Our study has several limitations. First, although we used propensity score matching to strictly balance the significant patient background factors and institutions, it was impossible to eliminate residual selection bias. RCTs are desirable for further high-quality analysis, and this is a limitation with retrospective studies. Second, the definition of postoperative complication may not be strict because this was a multicenter dataset analysis and we did not perform a central review. To overcome this problem, we collected data for postoperative complications in accordance with the Clavien–Dindo classification system which is the most widely used and reliable data collection method, though it includes a subjective judge. Third, this study included only Japanese data. B-I reconstruction is limited in the West for gastric cancer surgery, with reconstruction performed according to recommendations in each country. Forth, we included patients who underwent gastrectomy between 2010 and 2014 to avoid a prolonged period of time to acquire data leading to time-dependent transition of standard treatment. Nevertheless, the difficulty in standardization of the allocation of the surgical procedure, device, and perioperative management should be acknowledged as one of limitations of our multicenter retrospective dataset. Finally, we did not compare the long-term benefits with each procedure, such as preventing reflux and remnant gastritis, and the low incidence of remnant gastric cancer, which are advantages of R-Y reconstruction. However, because previous high-quality RCTs investigated patients’ long-term QOL [12, 13], this issue has been addressed. Regarding remnant gastric cancer, our follow-up period was too short to investigate this concern.
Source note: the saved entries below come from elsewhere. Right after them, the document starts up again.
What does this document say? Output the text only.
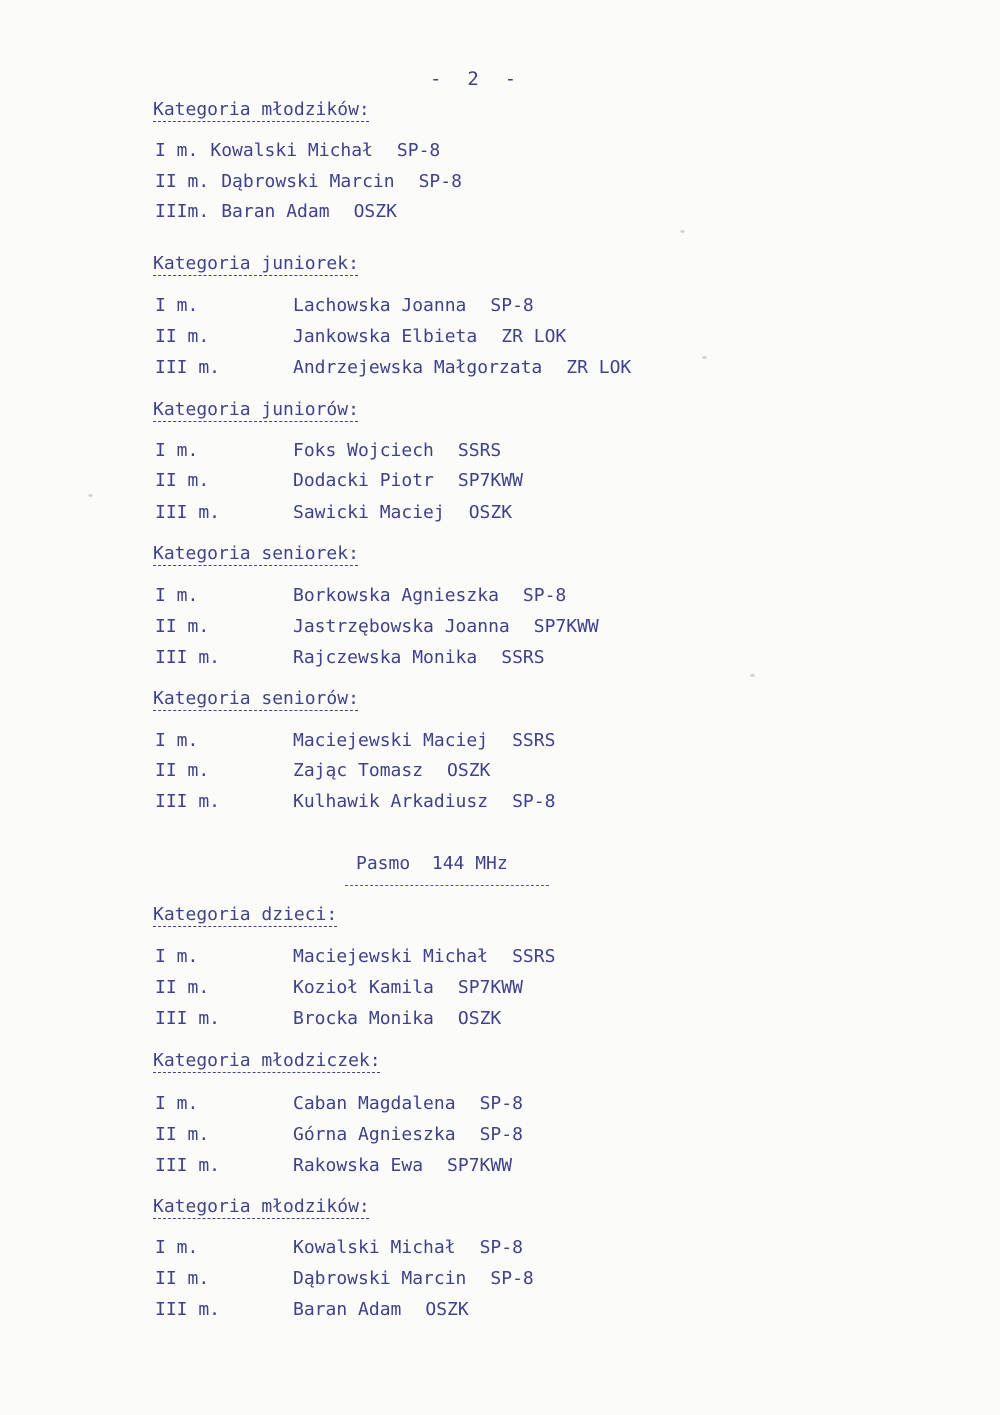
-  2  -
Kategoria młodzików:
I m. Kowalski Michał SP-8
II m. Dąbrowski Marcin SP-8
IIIm. Baran Adam OSZK
Kategoria juniorek:
I m.	Lachowska Joanna SP-8
II m.	Jankowska Elbieta ZR LOK
III m.	Andrzejewska Małgorzata ZR LOK
Kategoria juniorów:
I m.	Foks Wojciech SSRS
II m.	Dodacki Piotr SP7KWW
III m.	Sawicki Maciej OSZK
Kategoria seniorek:
I m.	Borkowska Agnieszka SP-8
II m.	Jastrzębowska Joanna SP7KWW
III m.	Rajczewska Monika SSRS
Kategoria seniorów:
I m.	Maciejewski Maciej SSRS
II m.	Zając Tomasz OSZK
III m.	Kulhawik Arkadiusz SP-8
Pasmo  144 MHz
Kategoria dzieci:
I m.	Maciejewski Michał SSRS
II m.	Kozioł Kamila SP7KWW
III m.	Brocka Monika OSZK
Kategoria młodziczek:
I m.	Caban Magdalena SP-8
II m.	Górna Agnieszka SP-8
III m.	Rakowska Ewa SP7KWW
Kategoria młodzików:
I m.	Kowalski Michał SP-8
II m.	Dąbrowski Marcin SP-8
III m.	Baran Adam OSZK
In conclusion, we compared the incidence of overall and severe postoperative complications between B-I and R-Y, and found that R-Y reconstruction was associated with increased morbidity rates after distal gastrectomy. However, some R-Y-specific postoperative complications could be theoretically prevented by improved surgical techniques, and several such surgical techniques have been introduced. Our results do not apply in all clinical settings, and further adequately powered, well-designed, and technically uniform studies are needed.